生まれ落ちたときに母を亡くし、その後は父と二人で上海に渡ったダイ。南京路で爆撃に遭い、気づくと手をつないでいた父親は腕だけになっていた……。娼館のロシア人女性に拾われ、娼婦たちから様々な言葉や文化を学びながら生きのびて成人したダイは、やがて「セクション2」と呼ばれる米国秘密情報部でエージェントとしての活動に従事する。だが、何者かに陥れられて投獄され、情報部からも解雇。彼の出獄を待っていたのは、腐敗した南部の小さな街をさらに腐敗させ再興させるという突拍子もない仕事だった――。一人の男の数奇な運命を綴った壮大なるサーガにして、壮絶なる暴力と騙し合いの狂騒曲。二度のMWA賞に輝くクライム・ノヴェルの巨匠畢生の大作、ついに本邦初登場。

愚者の街(下) (新潮文庫)
ロス・トーマス (著), 松本 剛史 (翻訳)

予測不可能な悪党どもの騙し合い。
巨匠による最高傑作、ついにクライマックスへ!

暴行され惨殺された妻、そして義父の死の苦い記憶を拭えないまま、天才的な頭脳の持ち主オーカットによる南部の小都市スワンカートン再生計画に加わったダイ。
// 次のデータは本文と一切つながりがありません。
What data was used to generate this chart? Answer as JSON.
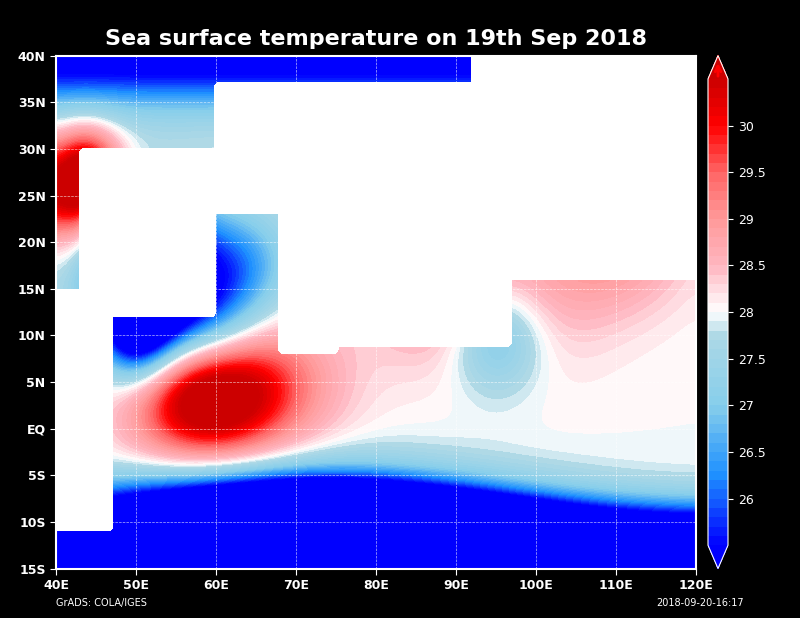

元市警察署長ホーマー、元娼婦のキャロルという奇妙な仲間との計画は、味方側の不正事実を洩らすことで敵側の信用を勝ち取って懐に入り込むというアクロバティカルなものだった。やがて不正や過去の罪をネタに警察署長、風紀犯罪取締班班長を次々と失脚させ、弱体化したスワンカートンの街には各地のマフィアの親玉たちが群がることに。かくして悪党どもの共食いがはじまり、その先にダイたちが描いていたものとは――? 複雑に展開するプロット、一癖も二癖もある魅力的な登場人物たちが読者をとらえて離さない、クライム・ノヴェルの巨匠の最高傑作が、ついにクライマックスを迎える。
原尞による作家論「ロス・トーマスの魅力」を採録。